Random Walk (2D) [5A - 80A]

Contributed by Francis Glassborow

Imagine you are walking on a square grid and that at each intersection you make choose randomly between each of the four directions (left, right, up and down) including the direction by which you entered the intersection. For the purposes of this project I am calling that a two dimensional random walk.

To find out more about this idea and the idea of random walks in general visit here.

There are quite a few investigations that lead to suitable programming projects.

• Calculate the number of paths of n steps (easy).
• Calculate the average distance that a path of n steps will take you from your starting point.
• Calculate the proportion of self-avoiding (paths that never visit the same point twice) paths of n steps.
• Calculate the average length of all self-avoiding paths contained within an n by m rectangle that start at the lower left vertex and end at the upper right vertex.
• Draw all the self avoiding paths of length n (for n less than ten).

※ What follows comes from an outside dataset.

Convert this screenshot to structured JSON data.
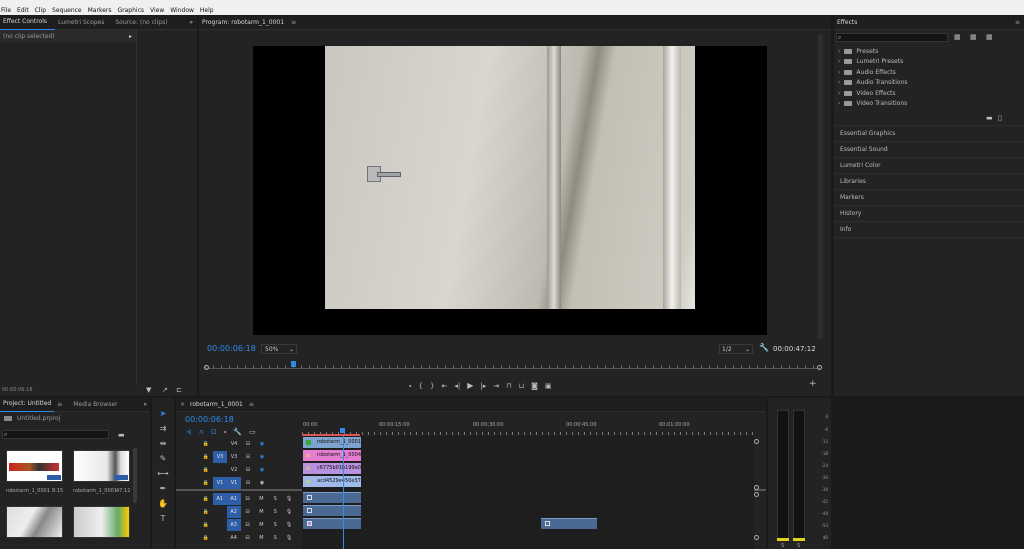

If you read the material you will find by following the above provided link you will get ideas for very many more projects of varying difficulty.

Program elements

Most of the problems about random walks make relatively little demand on knowledge of your chosen programming language but require a great deal of thought about how to solve the problem at hand. Recursion can also be a useful technique for a number of the problems.

Extensions

Try 3D random walks.

Try turning it into a two-person game played on a limited size grid where the first person who cannot move without revisiting an already visited grid point looses. (As a modification allow revisiting but forbid reuse of a step.')